Using Convolutional Neural Networks to Study Neutrinos
The study of the neutrino, a fundamental particle, is currently one of the most promising ways to search for new laws of physics. The field aims to answer open questions such as “do neutrinos and their anti-matter partner behave the same way?” and “how many types of neutrinos are there?”. Answers to these questions will impact not only our understanding of particle physics but also influence our models of how the universe evolved. To get to these answers, neutrino experiments employ detectors known as liquid argon time-projection chambers (LArTPC) which produce high-resolution images of neutrino interactions needed to look for new physics. The analysis of such data is a challenge, requiring pattern recognition algorithms which distill the images into useful physics quantities.

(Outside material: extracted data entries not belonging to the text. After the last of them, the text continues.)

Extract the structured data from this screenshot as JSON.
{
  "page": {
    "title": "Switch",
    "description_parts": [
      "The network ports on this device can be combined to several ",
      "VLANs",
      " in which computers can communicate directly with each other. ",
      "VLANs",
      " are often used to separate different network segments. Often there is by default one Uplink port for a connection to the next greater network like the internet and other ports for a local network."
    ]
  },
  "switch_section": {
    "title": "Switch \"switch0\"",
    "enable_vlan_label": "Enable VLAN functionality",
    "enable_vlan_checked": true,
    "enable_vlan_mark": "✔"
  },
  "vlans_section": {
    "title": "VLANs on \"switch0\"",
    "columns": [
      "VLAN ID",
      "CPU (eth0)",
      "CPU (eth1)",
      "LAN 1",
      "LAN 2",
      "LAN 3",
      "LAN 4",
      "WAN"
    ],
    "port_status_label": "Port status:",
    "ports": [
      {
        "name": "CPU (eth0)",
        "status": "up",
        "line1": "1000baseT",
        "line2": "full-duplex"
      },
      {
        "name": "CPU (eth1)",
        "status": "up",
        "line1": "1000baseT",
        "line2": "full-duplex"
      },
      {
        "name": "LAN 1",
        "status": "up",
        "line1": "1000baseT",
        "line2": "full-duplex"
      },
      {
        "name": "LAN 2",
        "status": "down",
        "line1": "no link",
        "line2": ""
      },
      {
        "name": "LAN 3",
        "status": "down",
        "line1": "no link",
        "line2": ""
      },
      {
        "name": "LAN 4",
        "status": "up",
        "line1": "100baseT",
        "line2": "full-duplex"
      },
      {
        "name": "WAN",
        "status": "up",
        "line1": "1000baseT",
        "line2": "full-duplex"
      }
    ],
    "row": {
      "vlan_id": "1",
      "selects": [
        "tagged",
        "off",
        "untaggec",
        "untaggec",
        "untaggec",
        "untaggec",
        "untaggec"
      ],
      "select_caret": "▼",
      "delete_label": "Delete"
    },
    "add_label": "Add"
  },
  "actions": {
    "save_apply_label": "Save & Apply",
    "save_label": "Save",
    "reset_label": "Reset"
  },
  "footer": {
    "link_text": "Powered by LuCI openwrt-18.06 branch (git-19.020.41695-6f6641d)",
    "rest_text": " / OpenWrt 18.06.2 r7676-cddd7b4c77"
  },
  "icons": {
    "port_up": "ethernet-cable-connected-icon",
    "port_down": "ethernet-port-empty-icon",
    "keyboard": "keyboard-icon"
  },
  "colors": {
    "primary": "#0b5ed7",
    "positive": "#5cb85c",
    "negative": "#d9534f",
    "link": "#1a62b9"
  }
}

One approach to this problem is to apply deep convolutional neural networks (CNNs), one of the many innovations from the field of deep learning. In this talk, I will discuss recent applications of CNNs to the analysis of neutrino interactions, current challenges, and future directions using CNNs and other deep learning methods.
Taritree is an assistant professor in the Physics & Astronomy department. He received his Ph.D. from Duke University and was a Pappalardo fellow at MIT. His research interests are in using the neutrino to search for new physics beyond the Standard Model. Currently, he is focused on developing new techniques in both particle detector hardware and data analysis.